I mentioned that I am rereading  Julian Jaynes The Origin of Consciousness In The Breakdown of the Bicameral Mind.  It is going slowly, partly because I grow lazy and stupid as I age, but also because I want to give a fair chance to ideas I dismissed so rapidly before.  I noted with amusement apropros this topic that Greg Cochran mentioned Jaynes theory in his 2006 Edge answer to "What Is Your Dangerous Idea?"  His take at that time was that it still sounded crazy, but just maybe there is something to it, because we do seem to be different from ancient peoples cognitively, and Jaynes offers some interesting evidence of a change 2000-3000 years ago.   (Note:  Breakdown suggests that areas of the brain turned off from language functions to go do other things, rather than claiming that some new thing got added in to the brain creating consciousness.)

Even if the change started in the Mediterranean, it blossomed most fully in Northern Europe over the last 1000+ years which ordinarily would make a genetic explanation dicey.  Both waves into Europe, farmers in the south and herders in the north, came much earlier.  However there is one interesting escape hatch.

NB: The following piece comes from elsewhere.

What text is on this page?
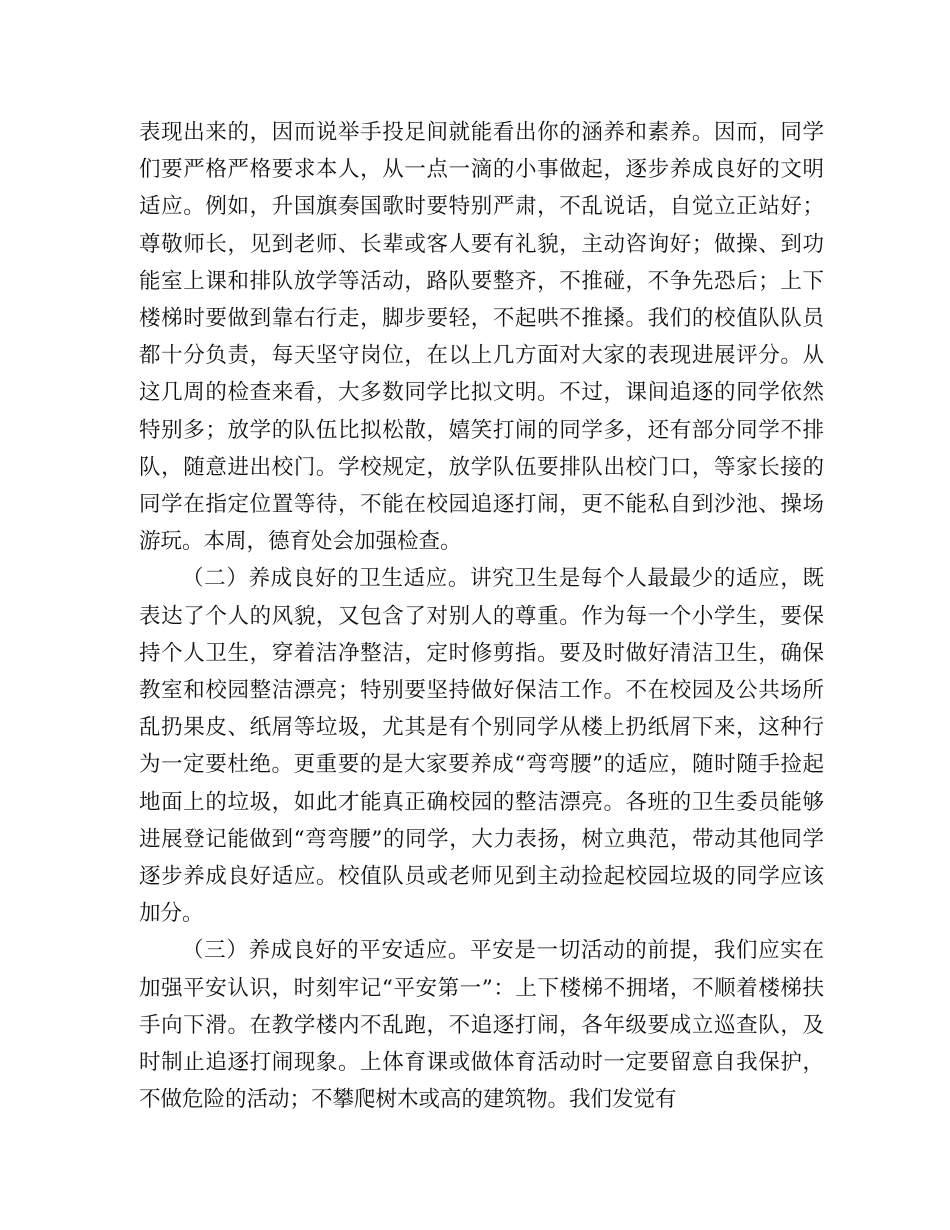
表现出来的，因而说举手投足间就能看出你的涵养和素养。因而，同学们要严格严格要求本人，从一点一滴的小事做起，逐步养成良好的文明适应。例如，升国旗奏国歌时要特别严肃，不乱说话，自觉立正站好；尊敬师长，见到老师、长辈或客人要有礼貌，主动咨询好；做操、到功能室上课和排队放学等活动，路队要整齐，不推碰，不争先恐后；上下楼梯时要做到靠右行走，脚步要轻，不起哄不推搡。我们的校值队队员都十分负责，每天坚守岗位，在以上几方面对大家的表现进展评分。从这几周的检查来看，大多数同学比拟文明。不过，课间追逐的同学依然特别多；放学的队伍比拟松散，嬉笑打闹的同学多，还有部分同学不排队，随意进出校门。学校规定，放学队伍要排队出校门口，等家长接的同学在指定位置等待，不能在校园追逐打闹，更不能私自到沙池、操场游玩。本周，德育处会加强检查。

（二）养成良好的卫生适应。讲究卫生是每个人最最少的适应，既表达了个人的风貌，又包含了对别人的尊重。作为每一个小学生，要保持个人卫生，穿着洁净整洁，定时修剪指。要及时做好清洁卫生，确保教室和校园整洁漂亮；特别要坚持做好保洁工作。不在校园及公共场所乱扔果皮、纸屑等垃圾，尤其是有个别同学从楼上扔纸屑下来，这种行为一定要杜绝。更重要的是大家要养成“弯弯腰”的适应，随时随手捡起地面上的垃圾，如此才能真正确校园的整洁漂亮。各班的卫生委员能够进展登记能做到“弯弯腰”的同学，大力表扬，树立典范，带动其他同学逐步养成良好适应。校值队员或老师见到主动捡起校园垃圾的同学应该加分。

（三）养成良好的平安适应。平安是一切活动的前提，我们应实在加强平安认识，时刻牢记“平安第一”：上下楼梯不拥堵，不顺着楼梯扶手向下滑。在教学楼内不乱跑，不追逐打闹，各年级要成立巡查队，及时制止追逐打闹现象。上体育课或做体育活动时一定要留意自我保护，不做危险的活动；不攀爬树木或高的建筑物。我们发觉有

The linguist Theo Venneman believes that the Germanic languages have a Semitic superstrate.  Not many linguists think his evidence is all that solid, but neither do they outright reject it.  It looks possible.  Phoenicians, likely via their Carthaginian colony, are known to have traded as far as Great Britain for tin and copper before the times Jaynes highlights, and trading even farther up into the North Sea is considered likely.  If you are wondering how much amber did they really need in the Mediterranean that they would keep wandering up to Jutland to get it, know that the area also has very good flint and worked stone.

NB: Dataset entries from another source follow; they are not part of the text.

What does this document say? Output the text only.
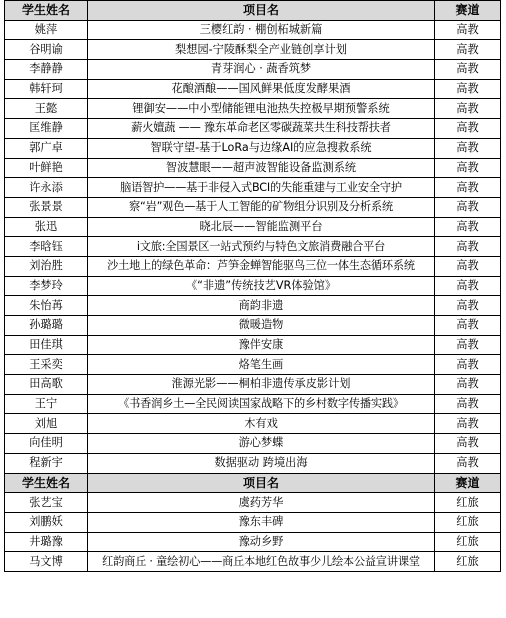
学生姓名	项目名	赛道
姚萍	三樱红韵 · 棚创柘城新篇	高教
谷明谕	梨想园-宁陵酥梨全产业链创享计划	高教
李静静	青芽润心 · 蔬香筑梦	高教
韩轩珂	花酿酒酿——国风鲜果低度发酵果酒	高教
王懿	锂御安——中小型储能锂电池热失控极早期预警系统	高教
匡维静	薪火嬗蔬 —— 豫东革命老区零碳蔬菜共生科技帮扶者	高教
郭广卓	智联守望-基于LoRa与边缘AI的应急搜救系统	高教
叶鲜艳	智波慧眼——超声波智能设备监测系统	高教
许永添	脑语智护——基于非侵入式BCI的失能重建与工业安全守护	高教
张景景	察“岩”观色—基于人工智能的矿物组分识别及分析系统	高教
张迅	晓北辰——智能监测平台	高教
李晗钰	i文旅:全国景区一站式预约与特色文旅消费融合平台	高教
刘治胜	沙土地上的绿色革命：芦笋金蝉智能驱鸟三位一体生态循环系统	高教
李梦玲	《“非遗”传统技艺VR体验馆》	高教
朱怡苒	商韵非遗	高教
孙璐璐	微暖造物	高教
田佳琪	豫伴安康	高教
王采奕	烙笔生画	高教
田高歌	淮源光影——桐柏非遗传承皮影计划	高教
王宁	《书香润乡土—全民阅读国家战略下的乡村数字传播实践》	高教
刘旭	木有戏	高教
向佳明	游心梦蝶	高教
程新宇	数据驱动 跨境出海	高教
学生姓名	项目名	赛道
张艺宝	虞药芳华	红旅
刘鹏妖	豫东丰碑	红旅
井璐豫	豫动乡野	红旅
马文博	红韵商丘 · 童绘初心——商丘本地红色故事少儿绘本公益宣讲课堂	红旅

I know, I know, it is politically correct to say that those battle-axes were status-objects, not implements of war.
 
Anyway, even really useful genes are going to be difficult to spread widely from just a few traders. Yet over a thousand years, much more possible.

3 comments:

Texan99 said...

John McWhorter finds convincing the evidence for a Phoenician impact on English, doesn't he?--if I remember correctly.

I was just reading this morning somewhere, on Phenomenon or AEI, about different visions of time, such as tribes that think of the future as "uphill," or "behind." I always think of time as a sort of racetrack, representing the cycle of the year. I suppose it's really a spiral, but it's the oval shape of the track that sticks out in perception.

GraniteDad said...

I'd love to hear your thoughts on the old trope that Christianity's liturgical year (and appropriation of pagan holidays) is just proof that it's a continuation of that cyclical model and means we're not all that special.

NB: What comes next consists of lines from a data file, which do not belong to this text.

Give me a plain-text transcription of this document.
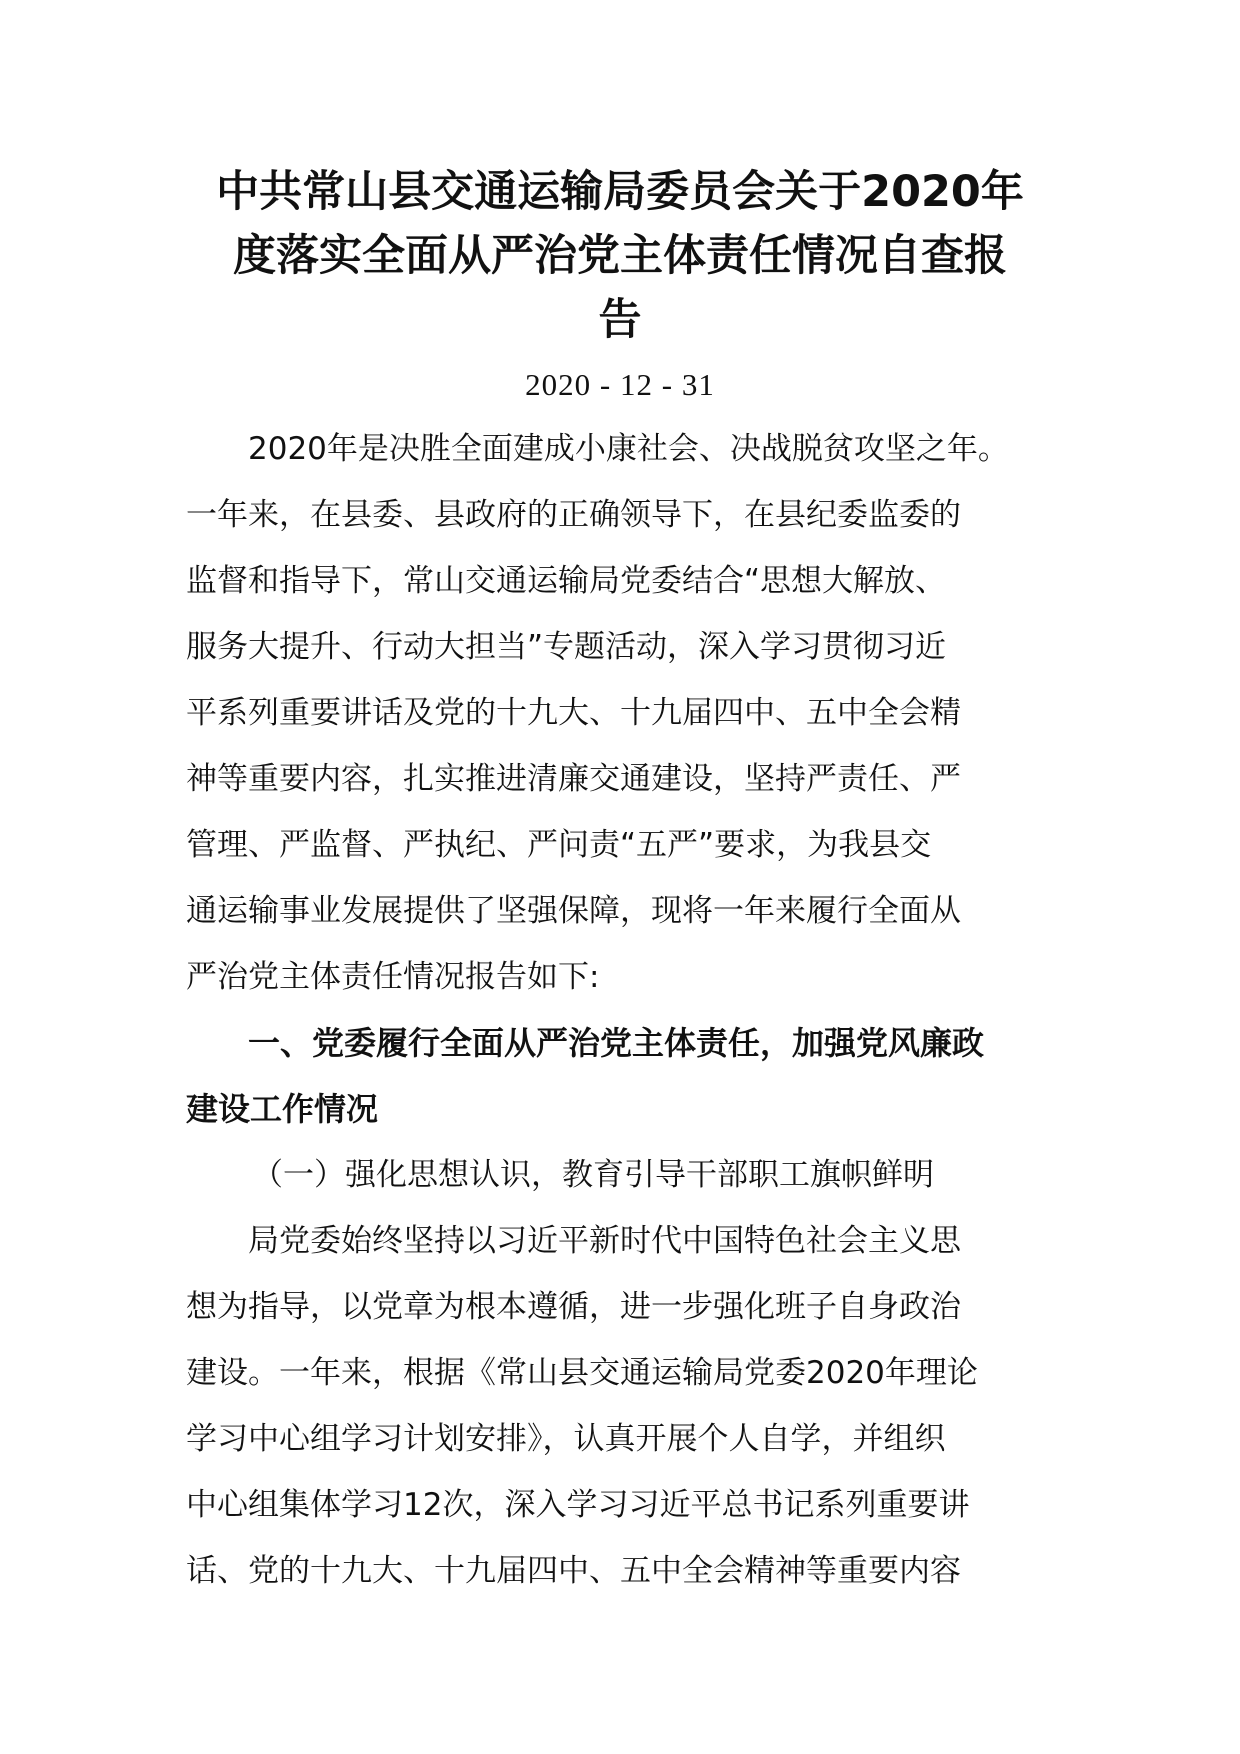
中共常山县交通运输局委员会关于2020年
度落实全面从严治党主体责任情况自查报
告
2020 - 12 - 31
2020年是决胜全面建成小康社会、决战脱贫攻坚之年。
一年来，在县委、县政府的正确领导下，在县纪委监委的
监督和指导下，常山交通运输局党委结合“思想大解放、
服务大提升、行动大担当”专题活动，深入学习贯彻习近
平系列重要讲话及党的十九大、十九届四中、五中全会精
神等重要内容，扎实推进清廉交通建设，坚持严责任、严
管理、严监督、严执纪、严问责“五严”要求，为我县交
通运输事业发展提供了坚强保障，现将一年来履行全面从
严治党主体责任情况报告如下:
一、党委履行全面从严治党主体责任，加强党风廉政
建设工作情况
（一）强化思想认识，教育引导干部职工旗帜鲜明
局党委始终坚持以习近平新时代中国特色社会主义思
想为指导，以党章为根本遵循，进一步强化班子自身政治
建设。一年来，根据《常山县交通运输局党委2020年理论
学习中心组学习计划安排》，认真开展个人自学，并组织
中心组集体学习12次，深入学习习近平总书记系列重要讲
话、党的十九大、十九届四中、五中全会精神等重要内容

Assistant Village Idiot said...

We grew up out of that seasonal time. It is quite prominent in the OT, though there are hints right from the beginning that those are the shadow of something more eternal. The Gospels are awash with reinterpretations and fulfillments of the earlier holidays, but the Epistles don't much mention it. They have moved to linear time.

However, folks is still folks, living in agricultural (and other) seasons, and they still respond to that. School years, sports seasons, political cylcles - dozens of these things remain. They still have power because we live here. It wanes, but slowly. While it lasts, no home in drawing power (as well as a heckuva lot of fun) from it, so long as we see it for what it is, tied to this earth.